A former school administrator in B.C. has been reprimanded for tying two students together at the ankles to try to get them to get along, subsequently triggering memories of residential schools.
According to the B.C. Commisioner for Teacher Regulation, Cheryl Louise Lloyd was consulted by a primary teacher in May of 2015 at an unnamed independent school about two Grade 2 boys who were struggling to get along – in some cases using inappropriate physical contact.
Lloyd suggested that the pair spend a day tied together at the ankle, three-legged-race style, to “help them learn to communicate and work in co-operation with each other.”
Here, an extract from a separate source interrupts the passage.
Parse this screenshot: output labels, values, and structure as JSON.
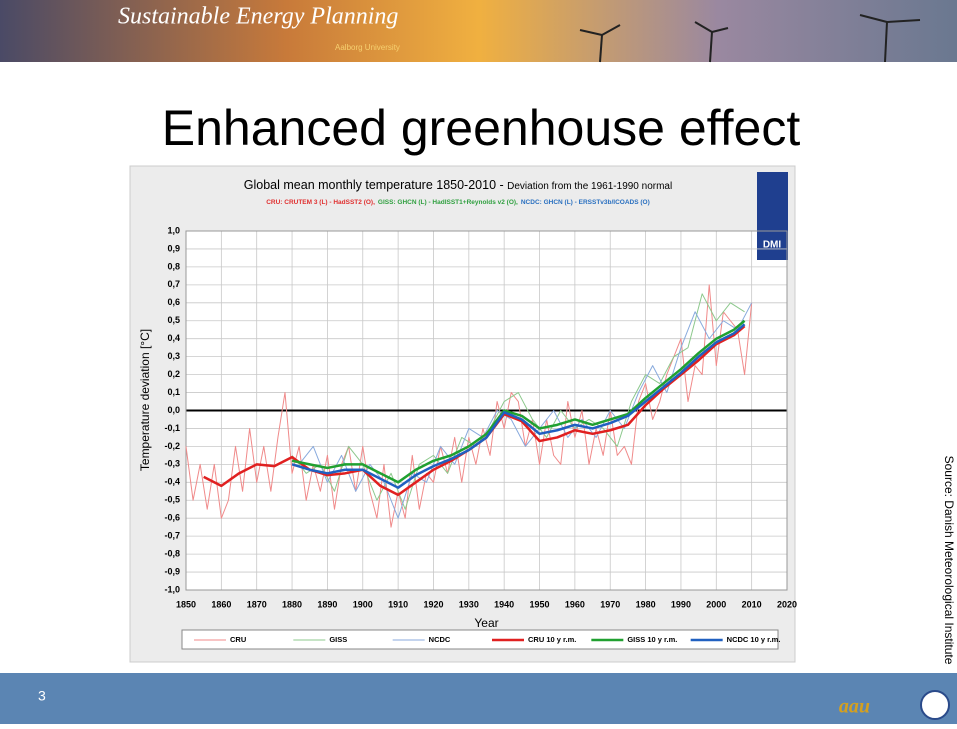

She spoke to the students’ parent and caregiver, who agreed with the plan. She then told the boys they would be tied “loosely” together with a strip of a T-shirt for the day of May 14, having to use their words to work together.
Lloyd checked on the two students a number of times during the day, according to documents.
They could untie themselves when one needed to use the washrooms, but had to remain tied together at lunch hour.
According to media reports, the commissioner actually examined this case earlier this year, and ruled the students weren’t treated respectfully, but took no action against the teacher involved. A family member then filed a petition in court to have that ruling reviewed.
In this latest decision, the commissioner called Lloyd’s conduct “not appropriately sensitive” to the history of residential schools, and the impact the approach would have on the community.
Lloyd agreed to be reprimanded and take a course on creating a positive learning environment. In March, she took part in a healing circle with the affected First Nation.